Takedowns are a common part of the internet today, especially for those dealing with a compromised site. Companies and individuals regularly seek to have harmful or unauthorized content removed, but the process is rarely straightforward. As a victim, the goal is binary: is the offending content gone or not? As practitioners, we know the answer is incredibly nuanced.
While the outcome is black-and-white, getting there requires navigating a grey area of jurisdictions, policies, and technical details. The right path depends on the type of abuse and the entities involved.
(This article is part of our The Nuance of Takedowns series.)
For this article, we are going to focus primarily on the registrar, registrant, hosting provider, and victim as registries will often defer to the registrar to mitigate the action first.

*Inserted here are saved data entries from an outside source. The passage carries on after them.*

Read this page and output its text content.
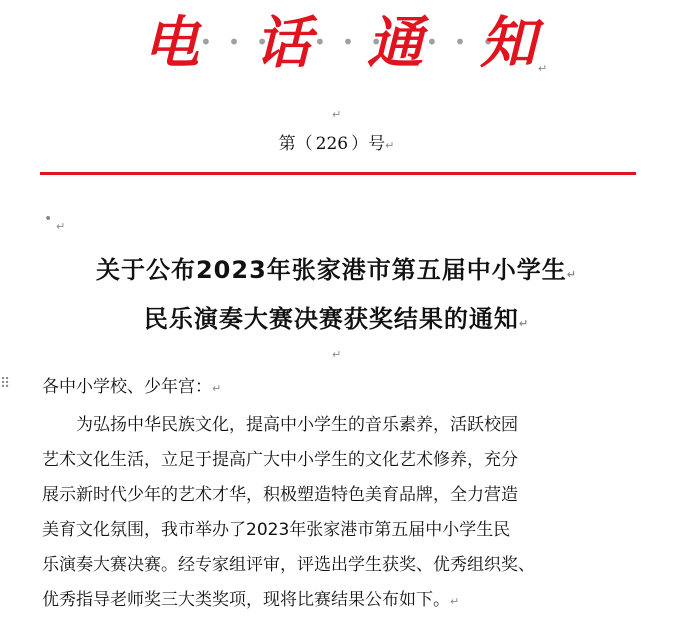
电 • • •
话 • • •
通 • • •
知 ↵
↵
第（ 226 ）号↵
• ↵
关于公布2023年张家港市第五届中小学生↵
民乐演奏大赛决赛获奖结果的通知↵
↵
⠿ 各中小学校、少年宫：↵
　　为弘扬中华民族文化，提高中小学生的音乐素养，活跃校园
艺术文化生活，立足于提高广大中小学生的文化艺术修养，充分
展示新时代少年的艺术才华，积极塑造特色美育品牌，全力营造
美育文化氛围，我市举办了2023年张家港市第五届中小学生民
乐演奏大赛决赛。经专家组评审，评选出学生获奖、优秀组织奖、
优秀指导老师奖三大类奖项，现将比赛结果公布如下。↵
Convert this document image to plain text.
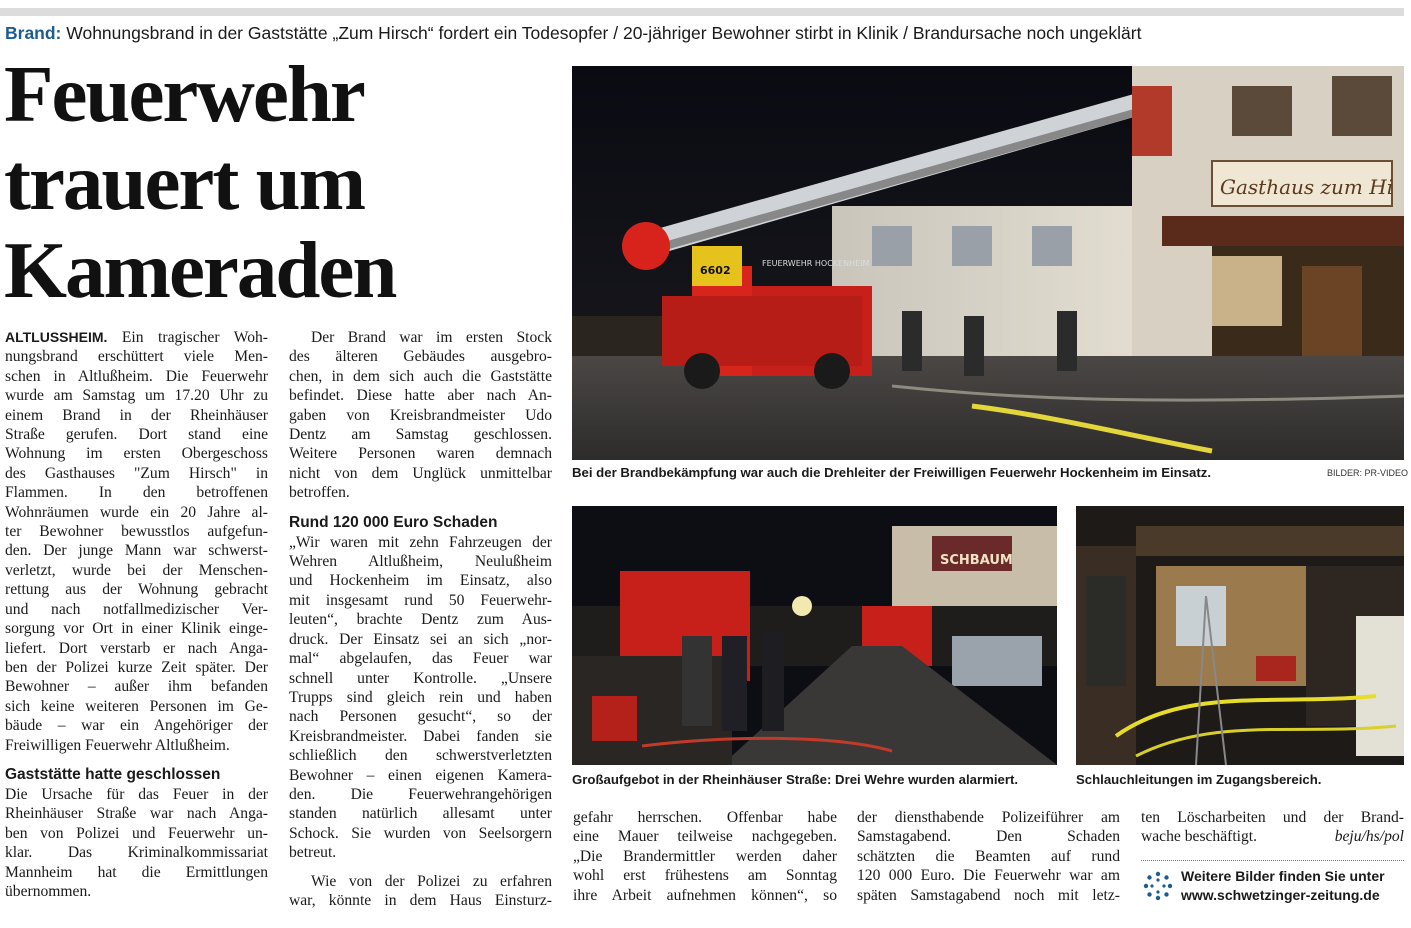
Brand: Wohnungsbrand in der Gaststätte „Zum Hirsch“ fordert ein Todesopfer / 20-jähriger Bewohner stirbt in Klinik / Brandursache noch ungeklärt
Feuerwehr
trauert um
Kameraden
ALTLUSSHEIM. Ein tragischer Woh-
nungsbrand erschüttert viele Men-
schen in Altlußheim. Die Feuerwehr
wurde am Samstag um 17.20 Uhr zu
einem Brand in der Rheinhäuser
Straße gerufen. Dort stand eine
Wohnung im ersten Obergeschoss
des Gasthauses "Zum Hirsch" in
Flammen. In den betroffenen
Wohnräumen wurde ein 20 Jahre al-
ter Bewohner bewusstlos aufgefun-
den. Der junge Mann war schwerst-
verletzt, wurde bei der Menschen-
rettung aus der Wohnung gebracht
und nach notfallmedizischer Ver-
sorgung vor Ort in einer Klinik einge-
liefert. Dort verstarb er nach Anga-
ben der Polizei kurze Zeit später. Der
Bewohner – außer ihm befanden
sich keine weiteren Personen im Ge-
bäude – war ein Angehöriger der
Freiwilligen Feuerwehr Altlußheim.
Gaststätte hatte geschlossen
Die Ursache für das Feuer in der
Rheinhäuser Straße war nach Anga-
ben von Polizei und Feuerwehr un-
klar. Das Kriminalkommissariat
Mannheim hat die Ermittlungen
übernommen.
Der Brand war im ersten Stock
des älteren Gebäudes ausgebro-
chen, in dem sich auch die Gaststätte
befindet. Diese hatte aber nach An-
gaben von Kreisbrandmeister Udo
Dentz am Samstag geschlossen.
Weitere Personen waren demnach
nicht von dem Unglück unmittelbar
betroffen.
Rund 120 000 Euro Schaden
„Wir waren mit zehn Fahrzeugen der
Wehren Altlußheim, Neulußheim
und Hockenheim im Einsatz, also
mit insgesamt rund 50 Feuerwehr-
leuten“, brachte Dentz zum Aus-
druck. Der Einsatz sei an sich „nor-
mal“ abgelaufen, das Feuer war
schnell unter Kontrolle. „Unsere
Trupps sind gleich rein und haben
nach Personen gesucht“, so der
Kreisbrandmeister. Dabei fanden sie
schließlich den schwerstverletzten
Bewohner – einen eigenen Kamera-
den. Die Feuerwehrangehörigen
standen natürlich allesamt unter
Schock. Sie wurden von Seelsorgern
betreut.
Wie von der Polizei zu erfahren
war, könnte in dem Haus Einsturz-
gefahr herrschen. Offenbar habe
eine Mauer teilweise nachgegeben.
„Die Brandermittler werden daher
wohl erst frühestens am Sonntag
ihre Arbeit aufnehmen können“, so
der diensthabende Polizeiführer am
Samstagabend. Den Schaden
schätzten die Beamten auf rund
120 000 Euro. Die Feuerwehr war am
späten Samstagabend noch mit letz-
ten Löscharbeiten und der Brand-
wache beschäftigt.	beju/hs/pol
Gasthaus zum Hi
6602
FEUERWEHR HOCKENHEIM
Bei der Brandbekämpfung war auch die Drehleiter der Freiwilligen Feuerwehr Hockenheim im Einsatz.	BILDER: PR-VIDEO
SCHBAUM
Großaufgebot in der Rheinhäuser Straße: Drei Wehre wurden alarmiert.	Schlauchleitungen im Zugangsbereich.
Weitere Bilder finden Sie unter
www.schwetzinger-zeitung.de
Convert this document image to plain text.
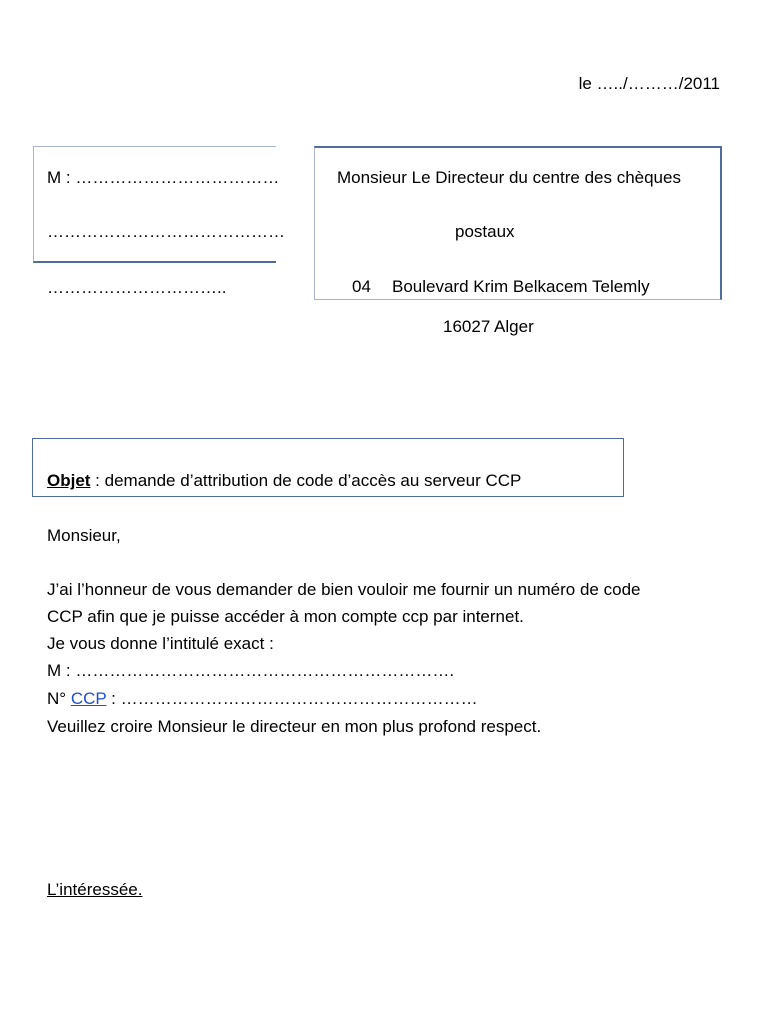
le …../………/2011
M : ………………………………
……………………………………
…………………………..
Monsieur Le Directeur du centre des chèques
postaux
04 Boulevard Krim Belkacem Telemly
16027 Alger
Objet : demande d’attribution de code d’accès au serveur CCP
Monsieur,
J’ai l’honneur de vous demander de bien vouloir me fournir un numéro de code
CCP afin que je puisse accéder à mon compte ccp par internet.
Je vous donne l’intitulé exact :
M : ………………………………………………………….
N° CCP : ………………………………………………………
Veuillez croire Monsieur le directeur en mon plus profond respect.
L’intéressée.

The Problem of Intent vs. Action
Registrars and registries are bound by their agreements with ICANN to take “prompt, appropriate mitigation action” upon receiving evidence of DNS abuse. However, the definition of “appropriate” is the source of much friction. Registrars must balance the need to stop abuse against the risk of causing collateral damage to innocent parties.
When a domain is used for phishing or malware, it is classified as DNS abuse, obligating the registrar to act. However, the decision to suspend a domain hinges on a critical distinction: Was the domain registered for abuse, or was it a legitimate site that was compromised by abuse?
- Malicious Registration: The domain was created solely for malicious activity. The intent is bad, the action is bad. Suspension is the correct tool.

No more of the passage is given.